Scatter plots of Cd values theoretical and estimated with the M5Tree method in the testing

The results of the estimation methods show that if it is not possible to calculate the Fr number, it would be more appropriate to use the ANN method with Case 4. If it is possible, the ANN method with Case 8 would be more appropriate to calculate Cd values. The ANN is a black-box method, but it can be applied if the weight and bias values are known. For this purpose, the weight and bias values of Case 4 and Case 8 for the ANN method are given in Tables 5 and 6, respectively. In the tables, j is the number of hidden layers, and the values of wij, Wji, and βij represent the terms in Eqs. 10 and 11.

Table 5 Model parameters of Case 4 for the ANN method
Table 6 Model parameters of Case 8 for the ANN method

5 Conclusions

In this study, the discharge coefficient of trapezoidal broad-crested weirs is investigated experimentally and numerically. The numerical model study is validated by using 91 experimental results in 13 different discharges in seven different weir geometries. Then, two new different weir geometries that do not investigate experimentally are added and 270 numerical models are carried out for nine different weir geometries. The Cd values obtained theoretically by using experimental and numerical model results are estimated with the ANN, SVM, and M5Tree methods with eight different input combinations. R2, RMSE, MAPE, and NSE performance criteria are preferred in determining the success of the methods. The following main results are obtained,

  • Among the models in which the Fr number is not used as an input, Case 4 (inputs: h/L, α, β, and ε) is the most successful in all methods according to all performance criteria.

  • The models that used the Fr number give better results according to the models without the Fr number. The ANN method with Case 8 (inputs: h/L, α, β, ε, and Fr), the SVM method with Case 6 (inputs: h/L, ε, and Fr), and the M5Tree method with Case 7 (inputs: h/L, α, ε, and Fr) are most successful.
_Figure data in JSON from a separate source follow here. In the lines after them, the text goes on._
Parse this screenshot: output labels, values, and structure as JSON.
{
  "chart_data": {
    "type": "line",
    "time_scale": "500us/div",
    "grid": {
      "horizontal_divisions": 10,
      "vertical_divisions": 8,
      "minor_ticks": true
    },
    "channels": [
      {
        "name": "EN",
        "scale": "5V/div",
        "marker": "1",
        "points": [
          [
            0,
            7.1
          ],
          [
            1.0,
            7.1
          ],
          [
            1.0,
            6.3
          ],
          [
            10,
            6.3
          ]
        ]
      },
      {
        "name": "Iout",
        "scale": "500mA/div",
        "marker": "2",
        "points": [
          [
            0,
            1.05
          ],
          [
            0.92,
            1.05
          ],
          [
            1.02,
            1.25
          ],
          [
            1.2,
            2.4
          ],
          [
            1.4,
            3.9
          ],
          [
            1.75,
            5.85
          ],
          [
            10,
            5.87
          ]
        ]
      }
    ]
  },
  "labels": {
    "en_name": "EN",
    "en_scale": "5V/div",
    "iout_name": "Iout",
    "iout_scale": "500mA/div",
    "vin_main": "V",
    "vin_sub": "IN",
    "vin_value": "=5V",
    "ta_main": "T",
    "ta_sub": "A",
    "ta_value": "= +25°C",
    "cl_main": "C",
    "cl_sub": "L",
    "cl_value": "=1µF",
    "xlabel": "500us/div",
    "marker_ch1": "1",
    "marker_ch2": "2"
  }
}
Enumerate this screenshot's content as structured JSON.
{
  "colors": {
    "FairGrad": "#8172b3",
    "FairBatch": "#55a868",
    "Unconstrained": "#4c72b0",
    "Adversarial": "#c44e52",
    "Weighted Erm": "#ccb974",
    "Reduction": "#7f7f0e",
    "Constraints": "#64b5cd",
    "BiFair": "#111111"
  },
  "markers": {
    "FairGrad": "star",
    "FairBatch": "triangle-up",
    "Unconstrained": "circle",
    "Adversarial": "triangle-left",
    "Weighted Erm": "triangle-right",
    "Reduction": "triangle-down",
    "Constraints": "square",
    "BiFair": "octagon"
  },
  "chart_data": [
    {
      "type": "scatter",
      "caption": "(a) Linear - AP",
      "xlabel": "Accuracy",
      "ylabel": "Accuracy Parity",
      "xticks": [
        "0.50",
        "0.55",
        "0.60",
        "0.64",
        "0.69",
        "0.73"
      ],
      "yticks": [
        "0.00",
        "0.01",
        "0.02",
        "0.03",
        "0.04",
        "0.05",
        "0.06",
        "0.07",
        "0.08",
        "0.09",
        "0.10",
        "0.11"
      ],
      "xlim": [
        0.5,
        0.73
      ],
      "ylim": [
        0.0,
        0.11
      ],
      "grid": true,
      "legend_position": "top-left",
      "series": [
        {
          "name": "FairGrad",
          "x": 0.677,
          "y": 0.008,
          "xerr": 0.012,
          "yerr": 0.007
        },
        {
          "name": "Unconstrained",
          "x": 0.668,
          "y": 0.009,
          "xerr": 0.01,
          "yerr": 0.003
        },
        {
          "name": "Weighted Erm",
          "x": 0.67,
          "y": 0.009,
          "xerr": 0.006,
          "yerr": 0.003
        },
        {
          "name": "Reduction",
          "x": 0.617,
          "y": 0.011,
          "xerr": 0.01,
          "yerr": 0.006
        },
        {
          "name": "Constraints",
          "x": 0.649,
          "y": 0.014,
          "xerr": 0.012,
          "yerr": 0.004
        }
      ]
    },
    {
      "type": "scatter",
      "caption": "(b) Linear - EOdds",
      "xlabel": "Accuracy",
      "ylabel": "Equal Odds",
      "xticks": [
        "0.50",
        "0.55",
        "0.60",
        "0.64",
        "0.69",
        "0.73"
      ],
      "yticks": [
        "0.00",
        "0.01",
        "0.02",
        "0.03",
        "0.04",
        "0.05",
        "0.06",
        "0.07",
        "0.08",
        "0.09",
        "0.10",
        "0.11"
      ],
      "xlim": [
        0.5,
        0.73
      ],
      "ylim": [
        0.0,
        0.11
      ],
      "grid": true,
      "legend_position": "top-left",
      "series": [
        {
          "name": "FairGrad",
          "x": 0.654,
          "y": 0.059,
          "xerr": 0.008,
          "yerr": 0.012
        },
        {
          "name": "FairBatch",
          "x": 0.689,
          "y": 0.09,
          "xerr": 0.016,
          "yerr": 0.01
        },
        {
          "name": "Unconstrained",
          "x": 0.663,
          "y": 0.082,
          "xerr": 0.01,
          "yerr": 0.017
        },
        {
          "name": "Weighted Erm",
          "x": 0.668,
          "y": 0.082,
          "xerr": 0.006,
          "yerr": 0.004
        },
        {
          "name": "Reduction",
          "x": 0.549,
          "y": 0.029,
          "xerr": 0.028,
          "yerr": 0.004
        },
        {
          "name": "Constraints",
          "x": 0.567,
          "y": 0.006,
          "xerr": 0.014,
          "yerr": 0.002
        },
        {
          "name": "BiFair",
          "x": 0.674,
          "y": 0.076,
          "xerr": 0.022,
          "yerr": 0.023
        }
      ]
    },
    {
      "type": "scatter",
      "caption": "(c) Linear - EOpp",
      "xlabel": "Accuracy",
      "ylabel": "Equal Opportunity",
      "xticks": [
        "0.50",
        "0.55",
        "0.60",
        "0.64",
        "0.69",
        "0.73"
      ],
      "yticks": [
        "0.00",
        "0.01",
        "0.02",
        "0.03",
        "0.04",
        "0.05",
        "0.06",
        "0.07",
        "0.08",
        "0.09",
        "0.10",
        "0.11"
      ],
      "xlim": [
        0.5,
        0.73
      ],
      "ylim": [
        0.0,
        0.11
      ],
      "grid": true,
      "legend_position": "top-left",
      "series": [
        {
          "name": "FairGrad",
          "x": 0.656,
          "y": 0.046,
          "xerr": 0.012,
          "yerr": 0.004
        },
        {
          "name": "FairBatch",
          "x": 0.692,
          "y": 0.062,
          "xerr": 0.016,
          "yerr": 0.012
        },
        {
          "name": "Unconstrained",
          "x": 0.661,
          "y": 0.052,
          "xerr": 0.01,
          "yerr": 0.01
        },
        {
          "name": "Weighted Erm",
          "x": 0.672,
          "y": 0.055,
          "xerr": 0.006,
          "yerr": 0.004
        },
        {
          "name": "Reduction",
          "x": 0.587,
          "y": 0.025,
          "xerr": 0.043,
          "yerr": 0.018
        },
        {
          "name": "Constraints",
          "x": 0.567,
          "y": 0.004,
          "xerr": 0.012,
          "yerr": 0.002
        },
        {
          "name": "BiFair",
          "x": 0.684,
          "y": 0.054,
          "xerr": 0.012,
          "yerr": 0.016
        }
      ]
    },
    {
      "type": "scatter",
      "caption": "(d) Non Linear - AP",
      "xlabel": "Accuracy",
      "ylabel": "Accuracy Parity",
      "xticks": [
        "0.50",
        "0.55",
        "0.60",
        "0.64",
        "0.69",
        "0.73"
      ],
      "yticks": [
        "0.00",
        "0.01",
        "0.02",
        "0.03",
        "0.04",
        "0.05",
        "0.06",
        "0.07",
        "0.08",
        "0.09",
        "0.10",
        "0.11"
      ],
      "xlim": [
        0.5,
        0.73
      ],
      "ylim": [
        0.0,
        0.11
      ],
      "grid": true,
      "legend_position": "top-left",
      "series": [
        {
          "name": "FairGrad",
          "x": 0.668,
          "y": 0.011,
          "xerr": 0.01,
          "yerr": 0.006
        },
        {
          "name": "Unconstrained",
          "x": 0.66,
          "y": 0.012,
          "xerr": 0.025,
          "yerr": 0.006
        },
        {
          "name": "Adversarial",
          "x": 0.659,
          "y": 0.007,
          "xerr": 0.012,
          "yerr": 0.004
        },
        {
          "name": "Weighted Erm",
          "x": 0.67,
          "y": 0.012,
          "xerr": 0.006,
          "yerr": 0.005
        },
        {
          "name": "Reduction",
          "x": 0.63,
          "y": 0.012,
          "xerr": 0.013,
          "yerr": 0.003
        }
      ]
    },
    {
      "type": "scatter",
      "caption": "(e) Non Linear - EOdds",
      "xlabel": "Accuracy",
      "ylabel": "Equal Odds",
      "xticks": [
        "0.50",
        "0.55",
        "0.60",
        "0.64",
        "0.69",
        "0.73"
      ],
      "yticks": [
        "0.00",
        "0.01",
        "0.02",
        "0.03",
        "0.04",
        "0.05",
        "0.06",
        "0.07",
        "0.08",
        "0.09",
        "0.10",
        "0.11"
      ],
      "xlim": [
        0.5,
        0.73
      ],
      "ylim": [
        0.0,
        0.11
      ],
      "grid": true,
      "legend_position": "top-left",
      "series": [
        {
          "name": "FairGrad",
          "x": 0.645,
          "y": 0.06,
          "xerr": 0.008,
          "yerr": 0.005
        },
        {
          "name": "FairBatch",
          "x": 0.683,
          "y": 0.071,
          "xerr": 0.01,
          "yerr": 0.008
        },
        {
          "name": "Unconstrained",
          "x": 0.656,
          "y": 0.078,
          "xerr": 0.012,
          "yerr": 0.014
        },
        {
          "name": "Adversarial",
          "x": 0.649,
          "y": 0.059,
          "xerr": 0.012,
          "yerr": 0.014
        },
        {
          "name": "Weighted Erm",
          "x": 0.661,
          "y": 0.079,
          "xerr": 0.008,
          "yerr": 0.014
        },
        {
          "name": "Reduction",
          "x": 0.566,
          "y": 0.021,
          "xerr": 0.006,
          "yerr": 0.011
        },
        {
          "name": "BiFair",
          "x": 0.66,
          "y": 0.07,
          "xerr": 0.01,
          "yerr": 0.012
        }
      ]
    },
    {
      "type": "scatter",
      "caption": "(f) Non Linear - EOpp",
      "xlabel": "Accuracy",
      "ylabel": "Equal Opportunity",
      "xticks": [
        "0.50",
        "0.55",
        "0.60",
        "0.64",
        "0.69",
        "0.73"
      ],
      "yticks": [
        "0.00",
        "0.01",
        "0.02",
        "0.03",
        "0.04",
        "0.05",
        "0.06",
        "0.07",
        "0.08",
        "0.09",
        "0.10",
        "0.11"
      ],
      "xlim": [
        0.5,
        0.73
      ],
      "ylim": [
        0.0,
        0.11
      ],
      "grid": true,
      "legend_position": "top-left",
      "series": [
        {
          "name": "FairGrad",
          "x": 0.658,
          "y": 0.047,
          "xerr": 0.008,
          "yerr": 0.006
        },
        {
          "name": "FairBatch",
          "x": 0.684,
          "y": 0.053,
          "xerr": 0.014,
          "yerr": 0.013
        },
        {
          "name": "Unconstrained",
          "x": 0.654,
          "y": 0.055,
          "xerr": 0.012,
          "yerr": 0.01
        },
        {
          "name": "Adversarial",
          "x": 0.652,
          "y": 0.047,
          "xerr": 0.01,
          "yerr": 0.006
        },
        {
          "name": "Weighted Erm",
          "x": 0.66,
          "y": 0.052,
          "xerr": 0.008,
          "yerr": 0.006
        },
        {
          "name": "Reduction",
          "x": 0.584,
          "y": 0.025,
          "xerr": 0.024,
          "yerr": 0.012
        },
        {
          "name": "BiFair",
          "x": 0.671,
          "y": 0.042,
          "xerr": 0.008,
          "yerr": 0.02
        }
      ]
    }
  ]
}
  • Using the weir's upstream slope (α) as the input increases the success of the models more than using the downstream slope (β).

  • The ANN method is most successfully determined to estimate Cd values than the SVM and M5Tree methods according to the performance criteria.

As a result of the study, it has been determined that if the upstream Froude number cannot be obtained, h/L, β, and α can be used as input parameters. However, if the Froude number can be acquired, the Cd values can be calculated by using the Fr, h/L, β, α, and ε parameters as inputs in the ANN method.

With the study results, it is possible to determine the Cd values in limited or full data cases by using the model parameters given in this article for the broad-crested weir and different flow types with different geometric properties. However, since the success of the estimation results obtained with limited inputs (Cases 1–4) is significantly lower than that obtained with the addition of other hydraulic parameters, new studies are required to increase the success of Cd estimation. It is evaluated that increasing the number of weir geometry and the Cd range will improve the performance of the Cd prediction models that would be developed.